2. Target trajectory: from the footprint trajectory of the target, it may be determined if the human is moving towards or away from the camera. Moving towards the camera may provide a much better snapshot than moving away from the camera.
3. Size of the head: the bigger the image size of the human head, the more details the image might may provide on the human target. The size of the head may be defined as the mean of the major and minor axis length of the head ellipse model.
A reliable best human snapshot detection may be obtained by jointly consider the above three metrics. One way is to create a relative best human snapshot measure on any two human snapshots, for example, human1 and human2:
R=Rs*Rt*Rh, where
Rs is the head skin tone ratio of human 2 over the head skin tone ratio of human 1;
Rt equals one if the two targets are moving on the same relative direction toward the camera; equals 2 if human 2 moves toward the camera while human 1 moves away from the camera; and equals 0.5 if human 2 moves away from the camera while human 1 moves toward the camera;
Rh is the head size of human 2 over the head size of human 1.
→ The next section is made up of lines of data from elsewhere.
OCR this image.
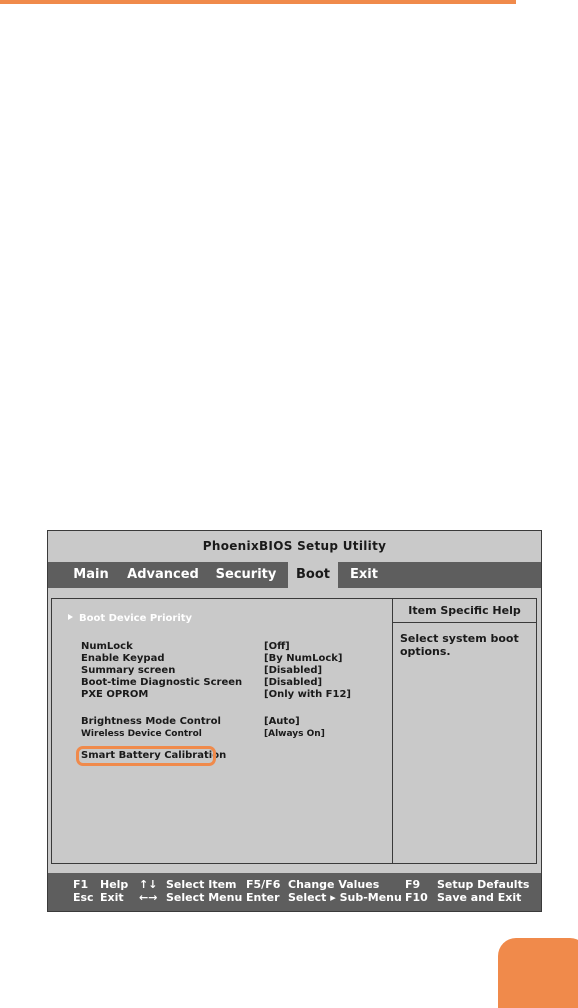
PhoenixBIOS Setup Utility
Main	Advanced	Security	Boot	Exit
Boot Device Priority
NumLock	[Off]
Enable Keypad	[By NumLock]
Summary screen	[Disabled]
Boot-time Diagnostic Screen [Disabled]
PXE OPROM	[Only with F12]
Brightness Mode Control	[Auto]
Wireless Device Control	[Always On]
Smart Battery Calibration
Item Specific Help
Select system boot options.
F1 Help ↑↓ Select Item F5/F6 Change Values F9 Setup Defaults
Esc Exit ←→ Select Menu Enter Select ▸ Sub-Menu F10 Save and Exit
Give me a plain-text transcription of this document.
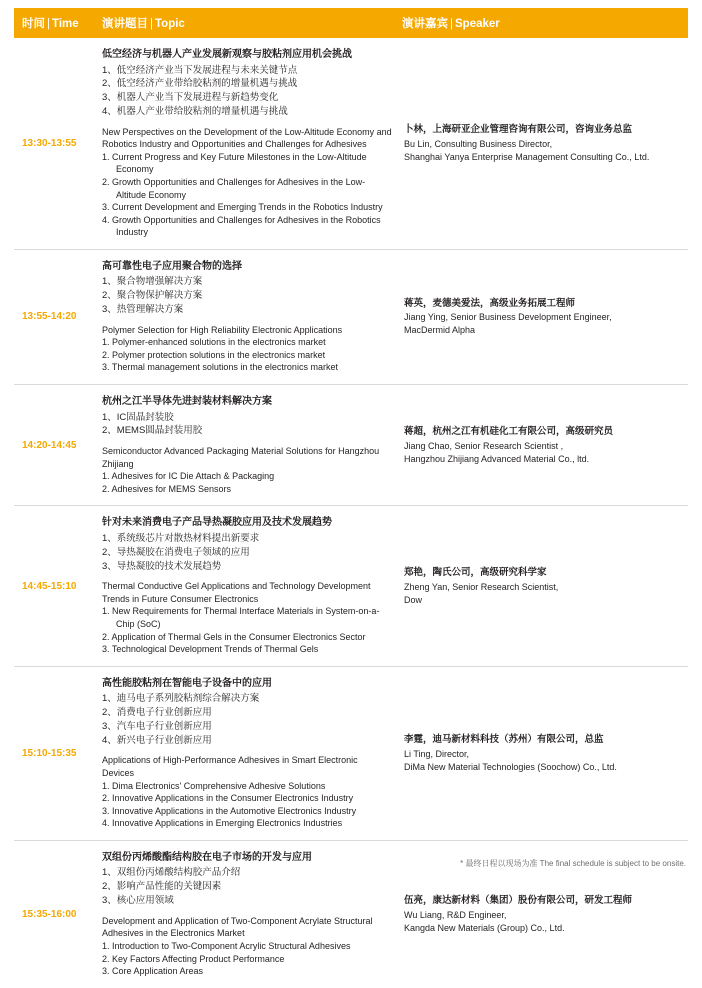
时间 | Time	演讲题目 | Topic	演讲嘉宾 | Speaker
13:30-13:55
低空经济与机器人产业发展新观察与胶粘剂应用机会挑战
1、低空经济产业当下发展进程与未来关键节点
2、低空经济产业带给胶粘剂的增量机遇与挑战
3、机器人产业当下发展进程与新趋势变化
4、机器人产业带给胶粘剂的增量机遇与挑战
New Perspectives on the Development of the Low-Altitude Economy and Robotics Industry and Opportunities and Challenges for Adhesives
1. Current Progress and Key Future Milestones in the Low-Altitude Economy
2. Growth Opportunities and Challenges for Adhesives in the Low-Altitude Economy
3. Current Development and Emerging Trends in the Robotics Industry
4. Growth Opportunities and Challenges for Adhesives in the Robotics Industry
卜林，上海研亚企业管理咨询有限公司，咨询业务总监
Bu Lin, Consulting Business Director,
Shanghai Yanya Enterprise Management Consulting Co., Ltd.
13:55-14:20
高可靠性电子应用聚合物的选择
1、聚合物增强解决方案
2、聚合物保护解决方案
3、热管理解决方案
Polymer Selection for High Reliability Electronic Applications
1. Polymer-enhanced solutions in the electronics market
2. Polymer protection solutions in the electronics market
3. Thermal management solutions in the electronics market
蒋英，麦德美爱法，高级业务拓展工程师
Jiang Ying, Senior Business Development Engineer,
MacDermid Alpha
14:20-14:45
杭州之江半导体先进封装材料解决方案
1、IC固晶封装胶
2、MEMS圆晶封装用胶
Semiconductor Advanced Packaging Material Solutions for Hangzhou Zhijiang
1. Adhesives for IC Die Attach & Packaging
2. Adhesives for MEMS Sensors
蒋超，杭州之江有机硅化工有限公司，高级研究员
Jiang Chao, Senior Research Scientist ,
Hangzhou Zhijiang Advanced Material Co., ltd.
14:45-15:10
针对未来消费电子产品导热凝胶应用及技术发展趋势
1、系统级芯片对散热材料提出新要求
2、导热凝胶在消费电子领域的应用
3、导热凝胶的技术发展趋势
Thermal Conductive Gel Applications and Technology Development Trends in Future Consumer Electronics
1. New Requirements for Thermal Interface Materials in System-on-a-Chip (SoC)
2. Application of Thermal Gels in the Consumer Electronics Sector
3. Technological Development Trends of Thermal Gels
郑艳，陶氏公司，高级研究科学家
Zheng Yan, Senior Research Scientist,
Dow
15:10-15:35
高性能胶粘剂在智能电子设备中的应用
1、迪马电子系列胶粘剂综合解决方案
2、消费电子行业创新应用
3、汽车电子行业创新应用
4、新兴电子行业创新应用
Applications of High-Performance Adhesives in Smart Electronic Devices
1. Dima Electronics' Comprehensive Adhesive Solutions
2. Innovative Applications in the Consumer Electronics Industry
3. Innovative Applications in the Automotive Electronics Industry
4. Innovative Applications in Emerging Electronics Industries
李霆，迪马新材料科技（苏州）有限公司，总监
Li Ting, Director,
DiMa New Material Technologies (Soochow) Co., Ltd.
15:35-16:00
双组份丙烯酸酯结构胶在电子市场的开发与应用
1、双组份丙烯酸结构胶产品介绍
2、影响产品性能的关键因素
3、核心应用领域
Development and Application of Two-Component Acrylate Structural Adhesives in the Electronics Market
1. Introduction to Two-Component Acrylic Structural Adhesives
2. Key Factors Affecting Product Performance
3. Core Application Areas
伍亮，康达新材料（集团）股份有限公司，研发工程师
Wu Liang, R&D Engineer,
Kangda New Materials (Group) Co., Ltd.
* 最终日程以现场为准 The final schedule is subject to be onsite.
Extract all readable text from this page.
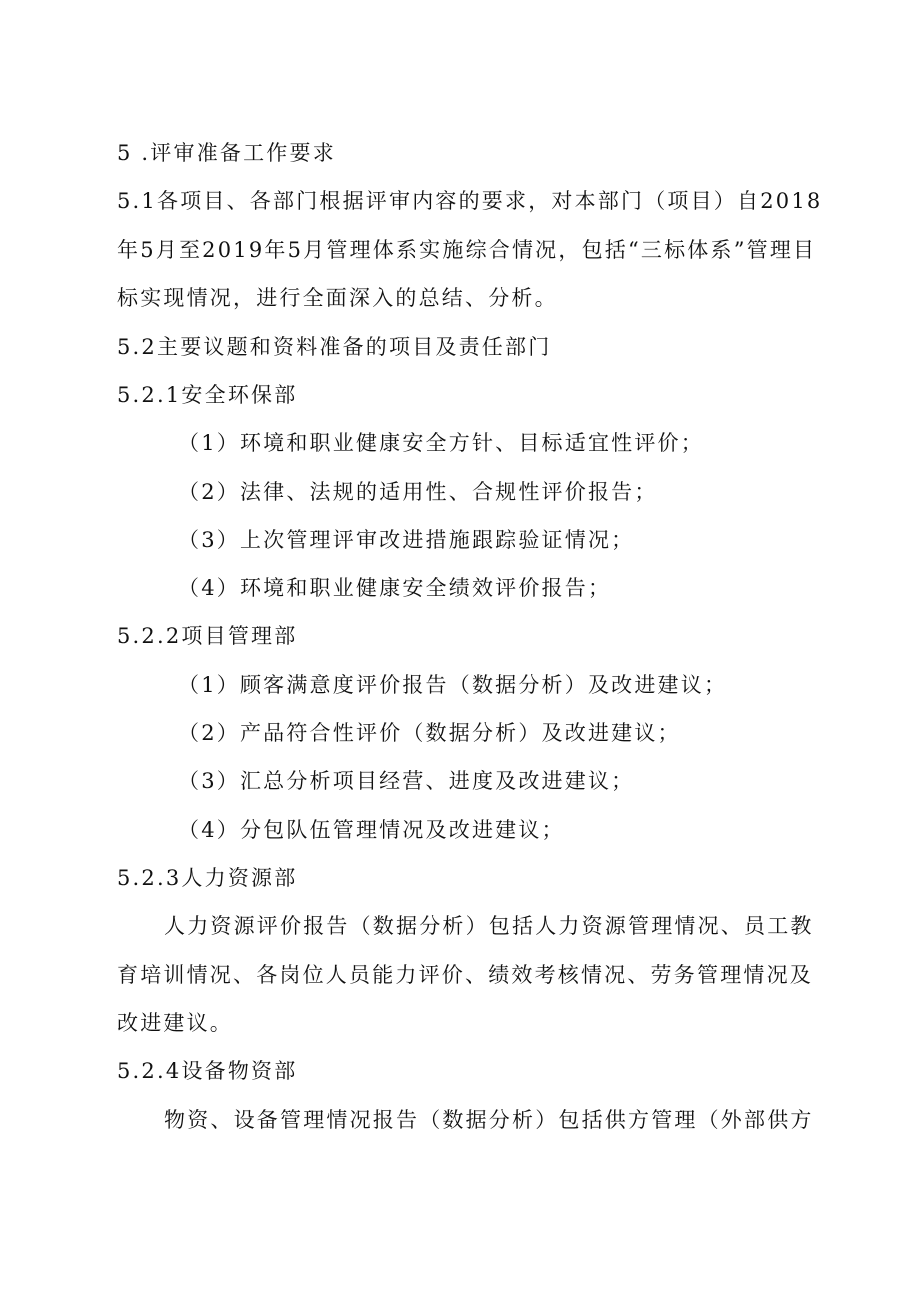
5 .评审准备工作要求
5.1各项目、各部门根据评审内容的要求，对本部门（项目）自2018
年5月至2019年5月管理体系实施综合情况，包括“三标体系”管理目
标实现情况，进行全面深入的总结、分析。
5.2主要议题和资料准备的项目及责任部门
5.2.1安全环保部
（1）环境和职业健康安全方针、目标适宜性评价；
（2）法律、法规的适用性、合规性评价报告；
（3）上次管理评审改进措施跟踪验证情况；
（4）环境和职业健康安全绩效评价报告；
5.2.2项目管理部
（1）顾客满意度评价报告（数据分析）及改进建议；
（2）产品符合性评价（数据分析）及改进建议；
（3）汇总分析项目经营、进度及改进建议；
（4）分包队伍管理情况及改进建议；
5.2.3人力资源部
人力资源评价报告（数据分析）包括人力资源管理情况、员工教
育培训情况、各岗位人员能力评价、绩效考核情况、劳务管理情况及
改进建议。
5.2.4设备物资部
物资、设备管理情况报告（数据分析）包括供方管理（外部供方
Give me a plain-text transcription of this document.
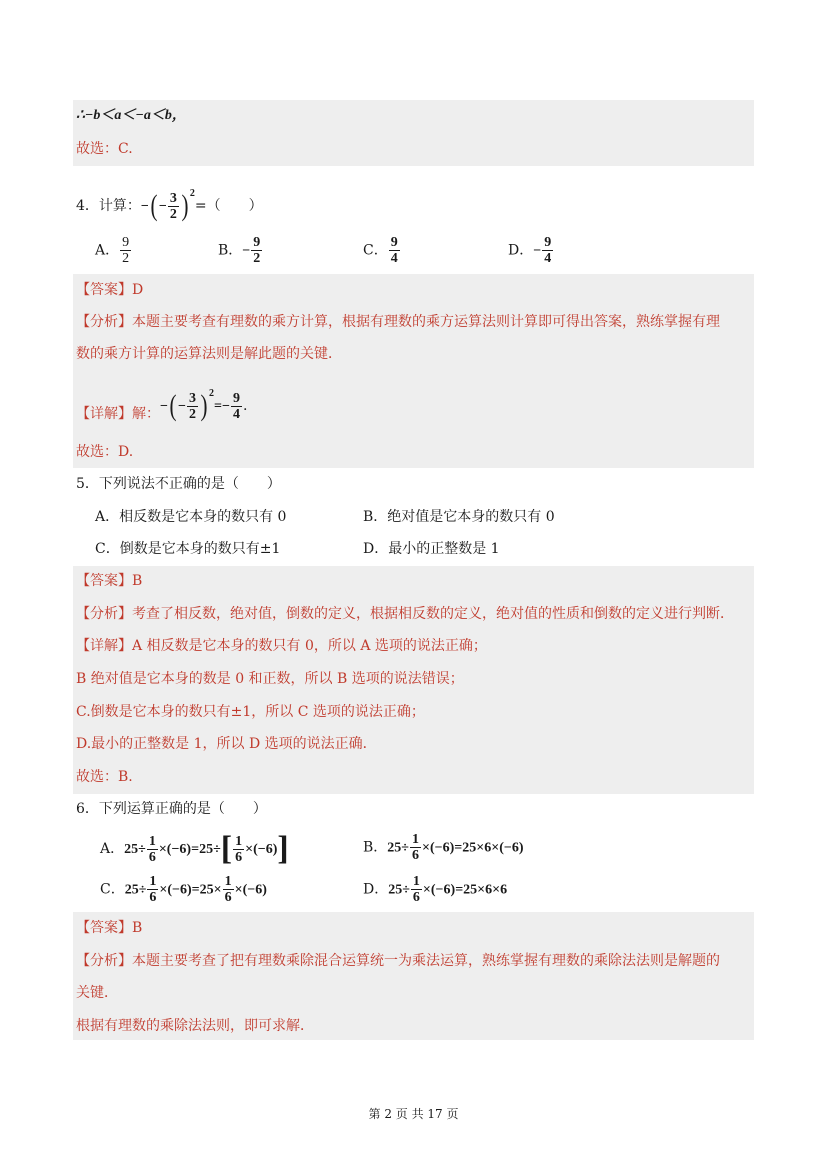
∴−b＜a＜−a＜b，
故选：C.
4．计算：−( − $\frac{3}{2}$ ) $^2$=（　　）
A． $\frac{9}{2}$	B．− $\frac{9}{2}$	C． $\frac{9}{4}$	D．− $\frac{9}{4}$
【答案】D
【分析】本题主要考查有理数的乘方计算，根据有理数的乘方运算法则计算即可得出答案，熟练掌握有理
数的乘方计算的运算法则是解此题的关键．
【详解】解：−( − $\frac{3}{2}$ ) $^2=- \frac{9}{4}$ .
故选：D.
5．下列说法不正确的是（　　）
A．相反数是它本身的数只有 0	B．绝对值是它本身的数只有 0
C．倒数是它本身的数只有±1	D．最小的正整数是 1
【答案】B
【分析】考查了相反数，绝对值，倒数的定义，根据相反数的定义，绝对值的性质和倒数的定义进行判断．
【详解】A 相反数是它本身的数只有 0，所以 A 选项的说法正确；
B 绝对值是它本身的数是 0 和正数，所以 B 选项的说法错误；
C.倒数是它本身的数只有±1，所以 C 选项的说法正确；
D.最小的正整数是 1，所以 D 选项的说法正确．
故选：B.
6．下列运算正确的是（　　）
A．$25\div \frac{1}{6} \times(-6)=25\div[ \frac{1}{6} \times(-6)]$	B．$25\div \frac{1}{6} \times(-6)=25\times 6\times(-6)$
C．$25\div \frac{1}{6} \times(-6)=25\times \frac{1}{6} \times(-6)$	D．$25\div \frac{1}{6} \times(-6)=25\times 6\times 6$
【答案】B
【分析】本题主要考查了把有理数乘除混合运算统一为乘法运算，熟练掌握有理数的乘除法法则是解题的
关键．
根据有理数的乘除法法则，即可求解．
第 2 页 共 17 页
Human 2 may be considered as a better snapshot if R is greater than one. In the system, for the same human target, the most recent human snapshot may b continuously compared with the best human snapshot at that time. If the relative measure R is greater than one, the best snapshot may be replaced with the most recent snapshot.
Another new capability is related to the privacy. With accurate head detection, alert images on the human head/face may be digitally obscured to protect privacy while giving operator visual verification of the presence of a human. This is particularly useful in the residential application.
With the human detection and tracking describe above, the system may provide an accurate estimation on how many human targets may exist in the camera view at any time of interest. The system may make it possible for the users to perform more sophisticated analysis such as, for example, human activity recognition, scene context learning, as one of ordinary skill in the art would appreciate based, at least, on the teachings provided herein.
The various modules discussed herein may be implemented in software adapted to be stored on a computer-readable medium and adapted to be operated by or on a computer, as defined herein.
All exampled discussed herein are non-limiting and non-exclusive examples, as would be understood by one of ordinary skill in the relevant art(s), based at least on the teachings provided herein.
While various embodiments of the invention have been described above, it should be understood that they have been presented by way of example, and not limitation. It will be apparent to persons skilled in the relevant art that various changes in form and detail may be made therein without departing from the spirit and scope of the invention. This is especially true in light of technology and terms within the relevant art(s) that may be later developed. Thus the invention should not be limited by any of the above-described exemplary embodiments, but should be defined only in accordance with the following claims and their equivalents.